I’m not sure how you put a cap on this year, but I know a lot of us are ready.

Next to the pandemic we’re living through, the only other event in my span of six decades on this Earth that has had a really profound effect on my life was 9-11. Both were bad times, but coronavirus somehow is more personal.

I had a brief few hours on Sept. 11, 2001, when I wasn’t sure if we would all survive the end of the day. Then it became clear no one was going to feel safe anytime soon and righting our ship would take time. Businesses didn’t close for long and the economy recovered steadily. While the toll in human life was great and came shockingly quick, it was all over in one day on our own soil.

This virus on the other hand has closed and altered businesses for the better part of a year already and indications are that it may continue to do so for a good part of another year. After being largely unaffected locally — except for the hype and government orders for the first six months — we’re now watching it hit home locally in terms of those who are or have been sick and those who have died.

As a photographer, I’ve wandered quite a few country cemeteries in the West and it was always striking to see the numbers of young people who died in 1918 or shortly thereafter. Those headstones always brought the history of the 1918 Spanish Flu pandemic home to me in a way that my history books never did.

People were perplexed how it was so deadly to the young and vital and older people would survive.

This pandemic we’re living through now is just as perplexing how quickly it acts and how some survive and others don’t.

I hope that as we see friends and neighbors taken from us and people’s livelihoods stripped through the heavy hand of government, and in some cases just fear, that we learn to appreciate what we have.

I hope we all appreciate family more in the coming year.
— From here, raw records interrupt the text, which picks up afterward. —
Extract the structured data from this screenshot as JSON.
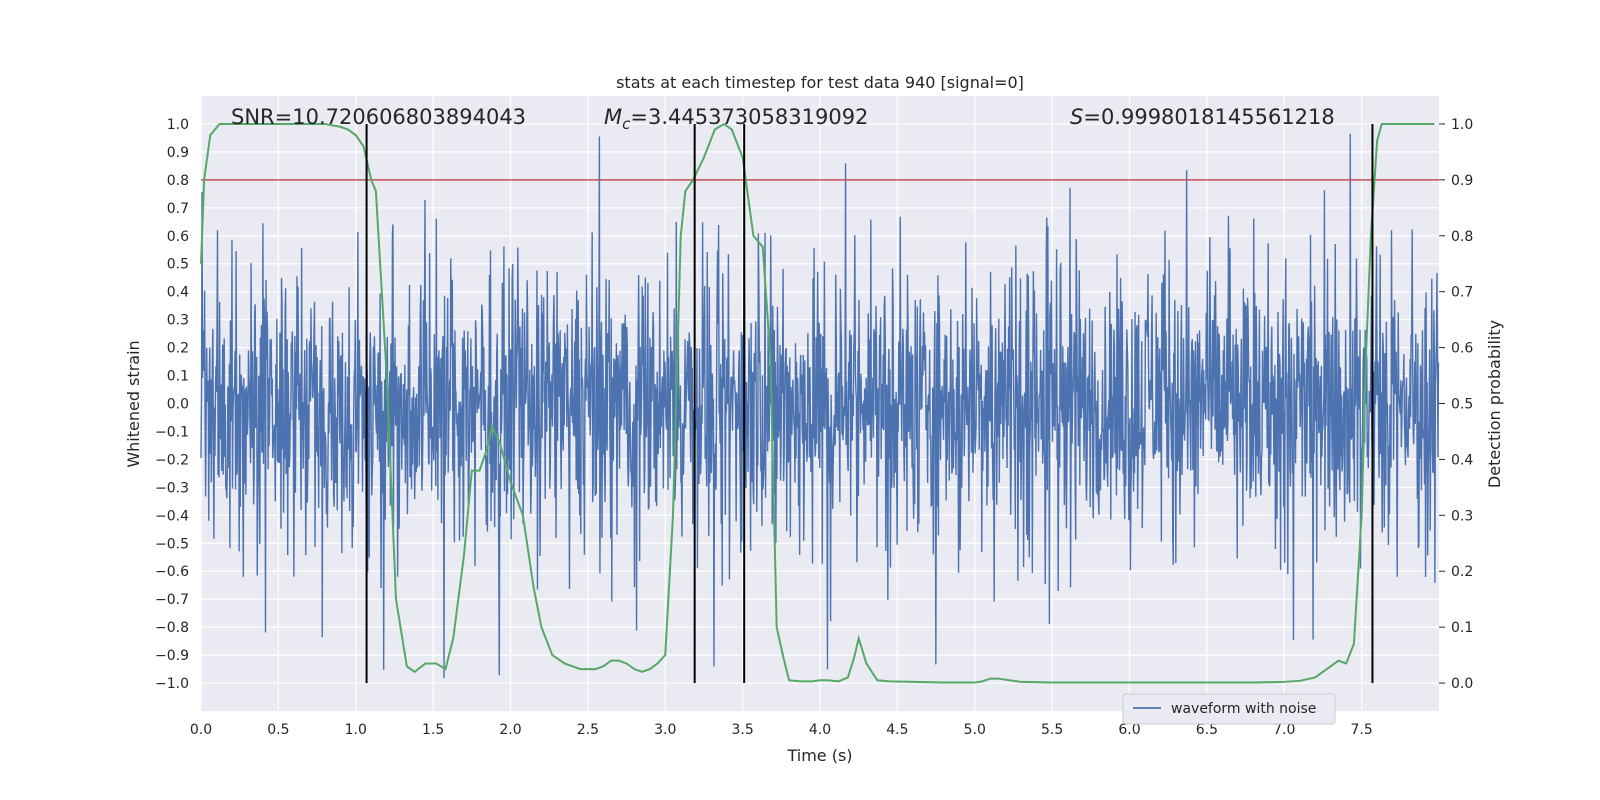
{
  "chart_data": {
    "type": "line",
    "title": "stats at each timestep for test data 940 [signal=0]",
    "xlabel": "Time (s)",
    "ylabel_left": "Whitened strain",
    "ylabel_right": "Detection probability",
    "xlim": [
      0.0,
      8.0
    ],
    "ylim_left": [
      -1.1,
      1.1
    ],
    "ylim_right": [
      -0.05,
      1.05
    ],
    "x_ticks": [
      "0.0",
      "0.5",
      "1.0",
      "1.5",
      "2.0",
      "2.5",
      "3.0",
      "3.5",
      "4.0",
      "4.5",
      "5.0",
      "5.5",
      "6.0",
      "6.5",
      "7.0",
      "7.5"
    ],
    "x_tick_values": [
      0.0,
      0.5,
      1.0,
      1.5,
      2.0,
      2.5,
      3.0,
      3.5,
      4.0,
      4.5,
      5.0,
      5.5,
      6.0,
      6.5,
      7.0,
      7.5
    ],
    "y_ticks_left": [
      "1.0",
      "0.9",
      "0.8",
      "0.7",
      "0.6",
      "0.5",
      "0.4",
      "0.3",
      "0.2",
      "0.1",
      "0.0",
      "−0.1",
      "−0.2",
      "−0.3",
      "−0.4",
      "−0.5",
      "−0.6",
      "−0.7",
      "−0.8",
      "−0.9",
      "−1.0"
    ],
    "y_tick_values_left": [
      1.0,
      0.9,
      0.8,
      0.7,
      0.6,
      0.5,
      0.4,
      0.3,
      0.2,
      0.1,
      0.0,
      -0.1,
      -0.2,
      -0.3,
      -0.4,
      -0.5,
      -0.6,
      -0.7,
      -0.8,
      -0.9,
      -1.0
    ],
    "y_ticks_right": [
      "1.0",
      "0.9",
      "0.8",
      "0.7",
      "0.6",
      "0.5",
      "0.4",
      "0.3",
      "0.2",
      "0.1",
      "0.0"
    ],
    "y_tick_values_right": [
      1.0,
      0.9,
      0.8,
      0.7,
      0.6,
      0.5,
      0.4,
      0.3,
      0.2,
      0.1,
      0.0
    ],
    "annotations": {
      "snr": "SNR=10.720606803894043",
      "mc_symbol": "M",
      "mc_sub": "c",
      "mc_value": "=3.445373058319092",
      "s_symbol": "S",
      "s_value": "=0.9998018145561218"
    },
    "threshold": {
      "value": 0.9,
      "axis": "right",
      "color": "#c44e52"
    },
    "vertical_lines": [
      1.07,
      3.19,
      3.51,
      7.57
    ],
    "legend": {
      "entries": [
        "waveform with noise"
      ],
      "location": "lower-right"
    },
    "series": [
      {
        "name": "waveform with noise",
        "axis": "left",
        "color": "#4c72b0",
        "style": "dense noise",
        "duration": 8.0,
        "typical_range": [
          -0.5,
          0.5
        ],
        "peak_max": 1.0,
        "peak_min": -1.0
      },
      {
        "name": "detection probability",
        "axis": "right",
        "color": "#55a868",
        "x": [
          0.0,
          0.02,
          0.06,
          0.12,
          0.2,
          0.4,
          0.6,
          0.8,
          0.9,
          0.95,
          1.0,
          1.05,
          1.1,
          1.13,
          1.2,
          1.26,
          1.33,
          1.38,
          1.45,
          1.52,
          1.58,
          1.63,
          1.7,
          1.75,
          1.8,
          1.85,
          1.88,
          1.93,
          2.0,
          2.08,
          2.15,
          2.2,
          2.27,
          2.35,
          2.45,
          2.55,
          2.6,
          2.65,
          2.7,
          2.75,
          2.8,
          2.85,
          2.9,
          2.95,
          3.0,
          3.05,
          3.1,
          3.13,
          3.18,
          3.25,
          3.32,
          3.38,
          3.43,
          3.5,
          3.57,
          3.63,
          3.68,
          3.72,
          3.76,
          3.8,
          3.87,
          3.95,
          4.0,
          4.05,
          4.12,
          4.18,
          4.22,
          4.25,
          4.3,
          4.37,
          4.45,
          4.6,
          4.8,
          5.0,
          5.05,
          5.1,
          5.15,
          5.3,
          5.5,
          5.8,
          6.0,
          6.3,
          6.5,
          6.8,
          7.0,
          7.1,
          7.2,
          7.25,
          7.3,
          7.35,
          7.4,
          7.45,
          7.5,
          7.53,
          7.56,
          7.6,
          7.63,
          7.68,
          7.72,
          7.8,
          7.9,
          7.97
        ],
        "y": [
          0.75,
          0.9,
          0.98,
          1.0,
          1.0,
          1.0,
          1.0,
          1.0,
          0.995,
          0.99,
          0.98,
          0.96,
          0.9,
          0.88,
          0.55,
          0.15,
          0.03,
          0.02,
          0.035,
          0.035,
          0.025,
          0.08,
          0.23,
          0.38,
          0.38,
          0.42,
          0.46,
          0.43,
          0.36,
          0.3,
          0.17,
          0.1,
          0.05,
          0.035,
          0.025,
          0.025,
          0.03,
          0.04,
          0.04,
          0.035,
          0.025,
          0.02,
          0.025,
          0.035,
          0.05,
          0.3,
          0.8,
          0.88,
          0.9,
          0.94,
          0.99,
          1.0,
          0.99,
          0.94,
          0.8,
          0.78,
          0.58,
          0.1,
          0.05,
          0.005,
          0.003,
          0.003,
          0.005,
          0.005,
          0.003,
          0.01,
          0.045,
          0.08,
          0.035,
          0.005,
          0.003,
          0.002,
          0.001,
          0.001,
          0.003,
          0.008,
          0.008,
          0.002,
          0.001,
          0.001,
          0.001,
          0.001,
          0.001,
          0.001,
          0.002,
          0.004,
          0.01,
          0.02,
          0.03,
          0.04,
          0.035,
          0.07,
          0.3,
          0.6,
          0.8,
          0.97,
          1.0,
          1.0,
          1.0,
          1.0,
          1.0,
          1.0
        ]
      }
    ]
  }
}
We’ve been forced into staying home more this year and simplifying our life and I hope we hang on to a measure of that love for family and simple pleasures.

I hope we don’t take good health for granted any longer. We’re used to too much being taken care of with a pill every morning or a surgery. Some of us have the power to change that with a better lifestyle if we will just go do it.

This year we’ve had some great examples of how humans ought to treat other humans and we’ve had some of the most horrible examples of the same.

Etch each of those examples into your brain banks as we close this year and make a clear choice about what kind of example you want to be and make it happen in 2021.